The petition’s goal was to reach 3,000 signatures before the end of 2020. If reached, the petition would be forwarded to school authorities. However, in just one month, the petition has amassed over 4,500 signatures from people in the Coweta school district and those who live hundreds of miles away. 

I spoke with Hannah about her intentions and aspirations for the petition. 

“Originally, it was a collective question that I asked my friend group; the question was: ‘Why does ECHS have an Indian mascot?’ That question really got us thinking about what our school peers/staff had normalized. At first, the goal was to completely change the mascot into something else, but after speaking with Dr. Sneed (a Cherokee and Native American educator), we chose to reroute the goal. This is because the act of using a Native American as a mascot was to honor the people, not harm.

“After asking several Native American individuals about what they thought about what went on in our school (wearing headdresses, Halloween-like “Indian” clothing, etc.) we based our new goal to ban students from wearing headdresses and other Native American ‘garb.’ With the permission of the people we spoke to, we created a petition to try and reach the goal.”

To first understand why wearing Native American headdresses is culturally insensitive, one must learn the spiritual and historical importance behind such an item. “In [Native American communities] that traditionally have these items of regalia, [headdresses] are only to be worn by those who have earned the right and honour through formal recognition by their people.” Therefore, non-Natives must understand the offense and harm that Indigenous people feel when sacred objects and imagery are treated as costumes or mascots for non-Native people’s benefit.

In response to Hannah’s petition, there has been intense backlash and criticism from EC students and parents.
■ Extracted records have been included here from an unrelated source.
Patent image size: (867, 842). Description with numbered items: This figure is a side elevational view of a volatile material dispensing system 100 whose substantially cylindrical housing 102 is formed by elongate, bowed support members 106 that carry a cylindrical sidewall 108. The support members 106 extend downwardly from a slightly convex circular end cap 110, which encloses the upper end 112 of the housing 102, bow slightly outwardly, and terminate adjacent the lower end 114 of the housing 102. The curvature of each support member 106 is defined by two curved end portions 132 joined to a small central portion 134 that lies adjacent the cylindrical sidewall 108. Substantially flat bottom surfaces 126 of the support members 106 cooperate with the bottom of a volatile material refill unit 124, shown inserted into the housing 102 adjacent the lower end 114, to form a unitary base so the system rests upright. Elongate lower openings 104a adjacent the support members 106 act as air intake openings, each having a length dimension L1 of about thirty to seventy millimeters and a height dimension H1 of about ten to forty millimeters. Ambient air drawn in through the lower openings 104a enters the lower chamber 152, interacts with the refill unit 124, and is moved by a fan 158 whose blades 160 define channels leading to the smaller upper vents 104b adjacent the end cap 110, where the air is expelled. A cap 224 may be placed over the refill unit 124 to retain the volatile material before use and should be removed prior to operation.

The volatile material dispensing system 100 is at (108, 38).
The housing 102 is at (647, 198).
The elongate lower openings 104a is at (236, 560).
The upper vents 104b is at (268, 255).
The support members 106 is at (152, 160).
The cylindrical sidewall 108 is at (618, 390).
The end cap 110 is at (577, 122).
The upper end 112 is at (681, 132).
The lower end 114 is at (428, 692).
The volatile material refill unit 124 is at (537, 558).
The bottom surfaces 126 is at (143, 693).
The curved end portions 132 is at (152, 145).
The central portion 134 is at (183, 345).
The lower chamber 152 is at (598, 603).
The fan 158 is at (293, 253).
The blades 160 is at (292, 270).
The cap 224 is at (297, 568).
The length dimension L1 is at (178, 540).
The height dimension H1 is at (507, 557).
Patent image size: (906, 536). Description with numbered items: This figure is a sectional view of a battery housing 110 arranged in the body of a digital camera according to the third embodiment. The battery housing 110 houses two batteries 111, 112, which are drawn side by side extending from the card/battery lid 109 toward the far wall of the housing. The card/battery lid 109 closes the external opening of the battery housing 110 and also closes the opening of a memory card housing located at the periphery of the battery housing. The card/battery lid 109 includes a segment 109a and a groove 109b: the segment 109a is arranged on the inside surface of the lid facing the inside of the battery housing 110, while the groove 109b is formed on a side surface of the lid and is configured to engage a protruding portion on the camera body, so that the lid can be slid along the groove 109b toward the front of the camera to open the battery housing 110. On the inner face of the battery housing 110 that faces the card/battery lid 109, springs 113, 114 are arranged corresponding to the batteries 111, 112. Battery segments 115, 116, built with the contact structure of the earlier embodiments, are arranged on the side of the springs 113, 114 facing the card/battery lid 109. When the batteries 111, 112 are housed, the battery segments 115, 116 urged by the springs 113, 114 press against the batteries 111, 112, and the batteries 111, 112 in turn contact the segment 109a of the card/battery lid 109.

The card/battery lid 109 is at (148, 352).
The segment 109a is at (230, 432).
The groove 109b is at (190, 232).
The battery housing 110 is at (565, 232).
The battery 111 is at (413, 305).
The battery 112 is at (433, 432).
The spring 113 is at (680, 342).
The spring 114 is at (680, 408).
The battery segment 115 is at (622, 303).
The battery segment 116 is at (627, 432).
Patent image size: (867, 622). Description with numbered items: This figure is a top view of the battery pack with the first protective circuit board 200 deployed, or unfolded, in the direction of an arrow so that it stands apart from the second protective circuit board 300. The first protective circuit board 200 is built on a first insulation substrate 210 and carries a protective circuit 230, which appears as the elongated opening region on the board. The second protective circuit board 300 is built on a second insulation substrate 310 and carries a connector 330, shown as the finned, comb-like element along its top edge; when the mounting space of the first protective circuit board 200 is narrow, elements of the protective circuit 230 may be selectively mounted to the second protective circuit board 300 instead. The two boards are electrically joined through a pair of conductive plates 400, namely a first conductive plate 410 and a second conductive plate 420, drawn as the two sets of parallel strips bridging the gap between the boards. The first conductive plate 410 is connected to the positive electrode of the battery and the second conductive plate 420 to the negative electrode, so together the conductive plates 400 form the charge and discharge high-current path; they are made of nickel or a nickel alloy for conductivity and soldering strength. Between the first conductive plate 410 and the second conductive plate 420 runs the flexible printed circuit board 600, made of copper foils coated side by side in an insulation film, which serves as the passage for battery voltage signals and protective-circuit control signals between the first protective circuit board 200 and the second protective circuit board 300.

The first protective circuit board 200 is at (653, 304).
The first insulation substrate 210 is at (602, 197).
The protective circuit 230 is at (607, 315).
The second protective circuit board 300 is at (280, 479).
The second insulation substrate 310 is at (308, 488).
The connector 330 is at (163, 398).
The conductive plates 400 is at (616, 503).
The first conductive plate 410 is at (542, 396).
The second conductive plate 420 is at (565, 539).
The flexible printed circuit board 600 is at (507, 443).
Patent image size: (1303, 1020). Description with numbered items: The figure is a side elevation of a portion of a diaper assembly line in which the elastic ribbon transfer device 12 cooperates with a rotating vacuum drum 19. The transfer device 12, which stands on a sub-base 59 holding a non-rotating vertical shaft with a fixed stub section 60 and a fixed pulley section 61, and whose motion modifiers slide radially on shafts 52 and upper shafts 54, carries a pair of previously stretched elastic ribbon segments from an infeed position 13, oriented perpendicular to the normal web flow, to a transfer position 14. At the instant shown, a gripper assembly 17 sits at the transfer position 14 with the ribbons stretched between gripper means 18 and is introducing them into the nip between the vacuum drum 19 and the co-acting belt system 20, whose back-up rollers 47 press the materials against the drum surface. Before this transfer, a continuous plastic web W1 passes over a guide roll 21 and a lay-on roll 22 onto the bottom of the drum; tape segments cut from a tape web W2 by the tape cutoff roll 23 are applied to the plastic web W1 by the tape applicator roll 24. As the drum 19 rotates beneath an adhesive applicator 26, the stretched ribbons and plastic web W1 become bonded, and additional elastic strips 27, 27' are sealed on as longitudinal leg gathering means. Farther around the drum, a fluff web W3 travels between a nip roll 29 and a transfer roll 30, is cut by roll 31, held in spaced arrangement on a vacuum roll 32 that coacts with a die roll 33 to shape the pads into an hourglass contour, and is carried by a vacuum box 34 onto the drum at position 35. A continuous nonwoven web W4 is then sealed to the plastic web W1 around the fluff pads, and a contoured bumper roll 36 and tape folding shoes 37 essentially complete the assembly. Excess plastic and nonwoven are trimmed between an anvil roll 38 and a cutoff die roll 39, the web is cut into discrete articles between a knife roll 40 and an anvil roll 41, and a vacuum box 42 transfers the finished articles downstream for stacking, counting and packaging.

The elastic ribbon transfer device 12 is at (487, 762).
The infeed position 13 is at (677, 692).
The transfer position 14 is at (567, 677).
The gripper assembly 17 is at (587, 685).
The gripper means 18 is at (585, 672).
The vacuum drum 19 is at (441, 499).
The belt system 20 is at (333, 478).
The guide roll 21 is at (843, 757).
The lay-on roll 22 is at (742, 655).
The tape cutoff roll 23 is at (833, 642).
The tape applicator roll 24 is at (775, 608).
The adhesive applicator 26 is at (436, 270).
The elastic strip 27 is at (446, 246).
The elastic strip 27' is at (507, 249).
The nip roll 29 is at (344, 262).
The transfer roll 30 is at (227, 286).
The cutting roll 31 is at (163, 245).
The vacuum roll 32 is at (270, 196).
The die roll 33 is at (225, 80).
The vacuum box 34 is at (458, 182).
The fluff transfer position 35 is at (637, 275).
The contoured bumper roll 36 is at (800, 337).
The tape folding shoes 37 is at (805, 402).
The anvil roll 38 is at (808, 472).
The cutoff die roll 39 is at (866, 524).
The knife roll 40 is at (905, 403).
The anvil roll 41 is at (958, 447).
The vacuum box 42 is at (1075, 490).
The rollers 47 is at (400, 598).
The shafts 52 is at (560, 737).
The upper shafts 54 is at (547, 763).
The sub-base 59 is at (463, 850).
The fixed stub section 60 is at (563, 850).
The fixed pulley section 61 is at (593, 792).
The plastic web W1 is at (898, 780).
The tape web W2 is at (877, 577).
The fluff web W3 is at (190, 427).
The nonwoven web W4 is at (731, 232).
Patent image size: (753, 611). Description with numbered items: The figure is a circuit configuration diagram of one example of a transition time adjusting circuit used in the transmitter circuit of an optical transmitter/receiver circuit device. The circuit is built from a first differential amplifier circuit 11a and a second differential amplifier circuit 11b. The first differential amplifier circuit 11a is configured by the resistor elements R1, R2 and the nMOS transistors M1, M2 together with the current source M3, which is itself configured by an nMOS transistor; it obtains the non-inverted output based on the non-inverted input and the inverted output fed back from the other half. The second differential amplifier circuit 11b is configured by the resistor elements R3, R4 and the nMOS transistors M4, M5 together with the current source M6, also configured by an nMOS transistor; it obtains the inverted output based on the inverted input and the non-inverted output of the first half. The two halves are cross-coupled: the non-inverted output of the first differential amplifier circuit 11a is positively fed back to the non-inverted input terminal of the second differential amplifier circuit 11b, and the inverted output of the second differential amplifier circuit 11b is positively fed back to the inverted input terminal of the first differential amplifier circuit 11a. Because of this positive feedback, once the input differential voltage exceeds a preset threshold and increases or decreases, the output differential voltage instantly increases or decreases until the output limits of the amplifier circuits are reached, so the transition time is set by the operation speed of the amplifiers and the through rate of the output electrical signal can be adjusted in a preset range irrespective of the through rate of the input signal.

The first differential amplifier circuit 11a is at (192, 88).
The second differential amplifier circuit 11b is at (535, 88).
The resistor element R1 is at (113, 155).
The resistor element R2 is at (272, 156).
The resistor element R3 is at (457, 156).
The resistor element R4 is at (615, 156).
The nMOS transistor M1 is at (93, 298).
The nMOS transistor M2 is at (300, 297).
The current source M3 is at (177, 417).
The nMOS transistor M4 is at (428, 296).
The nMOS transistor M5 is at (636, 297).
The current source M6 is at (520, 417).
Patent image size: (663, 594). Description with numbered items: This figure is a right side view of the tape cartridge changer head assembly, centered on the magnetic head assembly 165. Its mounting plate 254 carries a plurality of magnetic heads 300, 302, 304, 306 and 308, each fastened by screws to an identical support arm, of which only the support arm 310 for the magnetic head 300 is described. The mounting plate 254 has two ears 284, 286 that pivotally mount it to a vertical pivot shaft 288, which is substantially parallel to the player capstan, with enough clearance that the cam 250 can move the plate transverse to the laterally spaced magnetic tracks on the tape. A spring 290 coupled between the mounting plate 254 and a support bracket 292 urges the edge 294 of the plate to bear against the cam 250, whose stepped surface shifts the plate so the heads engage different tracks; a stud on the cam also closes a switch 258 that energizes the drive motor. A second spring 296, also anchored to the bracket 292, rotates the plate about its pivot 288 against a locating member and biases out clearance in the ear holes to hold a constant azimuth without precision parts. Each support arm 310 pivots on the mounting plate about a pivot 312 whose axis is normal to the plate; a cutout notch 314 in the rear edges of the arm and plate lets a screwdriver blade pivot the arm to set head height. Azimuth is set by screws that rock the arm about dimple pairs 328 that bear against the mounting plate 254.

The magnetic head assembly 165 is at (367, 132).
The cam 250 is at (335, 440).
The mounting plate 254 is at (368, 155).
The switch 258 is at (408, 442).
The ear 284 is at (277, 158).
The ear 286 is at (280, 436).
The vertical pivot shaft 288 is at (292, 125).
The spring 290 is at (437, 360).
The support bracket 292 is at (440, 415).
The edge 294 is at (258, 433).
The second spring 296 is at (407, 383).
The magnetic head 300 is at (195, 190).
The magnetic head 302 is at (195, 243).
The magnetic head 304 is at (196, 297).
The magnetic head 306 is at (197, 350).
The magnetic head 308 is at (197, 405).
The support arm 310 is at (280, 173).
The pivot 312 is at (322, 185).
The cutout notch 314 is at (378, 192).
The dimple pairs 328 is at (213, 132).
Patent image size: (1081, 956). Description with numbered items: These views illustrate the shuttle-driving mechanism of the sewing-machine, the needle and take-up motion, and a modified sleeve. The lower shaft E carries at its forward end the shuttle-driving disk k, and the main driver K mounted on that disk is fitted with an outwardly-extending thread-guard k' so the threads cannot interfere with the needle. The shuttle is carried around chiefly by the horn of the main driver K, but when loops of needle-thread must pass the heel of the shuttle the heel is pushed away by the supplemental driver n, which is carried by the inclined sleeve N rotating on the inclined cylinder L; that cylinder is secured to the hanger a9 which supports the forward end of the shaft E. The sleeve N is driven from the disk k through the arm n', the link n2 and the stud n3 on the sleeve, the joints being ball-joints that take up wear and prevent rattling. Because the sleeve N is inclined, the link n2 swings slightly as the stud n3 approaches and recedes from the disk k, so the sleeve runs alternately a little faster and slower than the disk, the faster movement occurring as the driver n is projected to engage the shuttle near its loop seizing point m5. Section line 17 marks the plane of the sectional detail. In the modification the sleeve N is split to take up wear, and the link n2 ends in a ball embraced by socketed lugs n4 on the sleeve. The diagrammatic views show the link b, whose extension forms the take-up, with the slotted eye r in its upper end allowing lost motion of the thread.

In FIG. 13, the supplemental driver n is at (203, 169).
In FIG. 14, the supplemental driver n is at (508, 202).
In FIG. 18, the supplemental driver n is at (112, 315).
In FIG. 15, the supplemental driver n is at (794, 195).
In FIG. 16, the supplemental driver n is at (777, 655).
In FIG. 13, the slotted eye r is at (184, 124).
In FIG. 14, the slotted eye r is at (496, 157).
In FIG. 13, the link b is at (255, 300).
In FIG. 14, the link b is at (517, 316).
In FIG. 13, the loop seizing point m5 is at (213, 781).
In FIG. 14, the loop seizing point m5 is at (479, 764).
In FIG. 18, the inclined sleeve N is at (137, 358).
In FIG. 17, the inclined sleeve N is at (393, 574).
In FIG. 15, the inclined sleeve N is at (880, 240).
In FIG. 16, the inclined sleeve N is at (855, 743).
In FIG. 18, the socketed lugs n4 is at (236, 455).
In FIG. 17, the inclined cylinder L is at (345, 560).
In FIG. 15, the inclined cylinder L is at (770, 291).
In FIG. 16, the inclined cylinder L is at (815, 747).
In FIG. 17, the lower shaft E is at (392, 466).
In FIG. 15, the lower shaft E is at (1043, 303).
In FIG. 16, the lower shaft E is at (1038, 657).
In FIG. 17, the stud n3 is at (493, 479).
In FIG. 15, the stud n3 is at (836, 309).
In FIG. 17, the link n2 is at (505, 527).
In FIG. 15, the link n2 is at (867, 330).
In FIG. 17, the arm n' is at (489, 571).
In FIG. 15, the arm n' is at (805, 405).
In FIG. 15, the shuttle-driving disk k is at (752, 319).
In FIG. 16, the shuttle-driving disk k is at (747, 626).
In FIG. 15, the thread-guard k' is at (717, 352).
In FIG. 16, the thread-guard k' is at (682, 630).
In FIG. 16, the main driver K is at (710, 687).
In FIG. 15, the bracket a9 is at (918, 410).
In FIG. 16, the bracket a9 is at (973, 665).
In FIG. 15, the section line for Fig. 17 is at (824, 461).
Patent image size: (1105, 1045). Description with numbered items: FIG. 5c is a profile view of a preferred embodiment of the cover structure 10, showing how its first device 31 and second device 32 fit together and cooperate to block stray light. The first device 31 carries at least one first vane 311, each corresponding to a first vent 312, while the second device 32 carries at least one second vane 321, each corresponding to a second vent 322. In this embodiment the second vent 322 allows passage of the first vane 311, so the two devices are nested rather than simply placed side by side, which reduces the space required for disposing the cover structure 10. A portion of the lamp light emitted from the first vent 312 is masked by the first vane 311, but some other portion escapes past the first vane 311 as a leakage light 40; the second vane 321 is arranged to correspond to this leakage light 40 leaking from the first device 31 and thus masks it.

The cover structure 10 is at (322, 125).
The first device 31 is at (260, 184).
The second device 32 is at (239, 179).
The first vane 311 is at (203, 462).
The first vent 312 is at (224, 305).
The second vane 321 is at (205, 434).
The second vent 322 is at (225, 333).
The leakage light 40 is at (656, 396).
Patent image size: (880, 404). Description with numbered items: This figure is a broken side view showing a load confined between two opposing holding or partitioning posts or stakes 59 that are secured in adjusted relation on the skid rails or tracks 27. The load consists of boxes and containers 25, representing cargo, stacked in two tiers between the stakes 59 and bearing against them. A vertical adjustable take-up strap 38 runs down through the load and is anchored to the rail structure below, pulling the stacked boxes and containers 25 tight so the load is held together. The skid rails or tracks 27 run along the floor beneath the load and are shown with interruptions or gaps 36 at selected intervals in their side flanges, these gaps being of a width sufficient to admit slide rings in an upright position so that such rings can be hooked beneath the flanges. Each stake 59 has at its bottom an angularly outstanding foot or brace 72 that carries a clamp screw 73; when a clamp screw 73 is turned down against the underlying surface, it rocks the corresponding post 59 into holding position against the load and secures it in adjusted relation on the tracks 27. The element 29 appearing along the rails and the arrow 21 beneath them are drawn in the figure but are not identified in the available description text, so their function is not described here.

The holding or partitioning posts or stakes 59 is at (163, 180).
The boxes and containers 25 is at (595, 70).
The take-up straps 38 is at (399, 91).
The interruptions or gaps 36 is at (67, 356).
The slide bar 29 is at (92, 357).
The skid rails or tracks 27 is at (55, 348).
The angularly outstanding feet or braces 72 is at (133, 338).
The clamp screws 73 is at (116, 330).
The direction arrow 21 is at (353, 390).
Popular opposing arguments include the fact that wearing headdresses is part of “EC’s culture” and that “it isn’t a big deal.” A counter-petition to Hannah’s was started in reaction and reached over 2,500 signatures, alleging that wearing headdresses is not racist and should continue at East Coweta.  

However, many associations say otherwise, including the American Psychological Association, who stated that Native American mascots “are teaching stereotypical, misleading and too often, insulting images of American Indians. These negative lessons are not just affecting American Indian students; they are sending the wrong message to all students.” 

When asked what she hopes people would take into more consideration with Native culture, Hannah answered, “I can only ask that people seek the voices of the culture they are taking from and learn. I personally believe that education trumps out ignorance. If people begin to look outside of their own personal views and start taking in the perspectives of the people they are affecting, there could be meaningful change.” 

She concludes, “I can’t say that all students are insensitive towards Native American people, but they are extremely educated. In this case, because multiple Cherokee, Lakota, Creek Indians have asked students to not wear headdresses and other American Indian garb, it is the community’s civic and moral duty to listen and do so.”

Having reached its goal, the petition has been sent to school officials and is awaiting their response.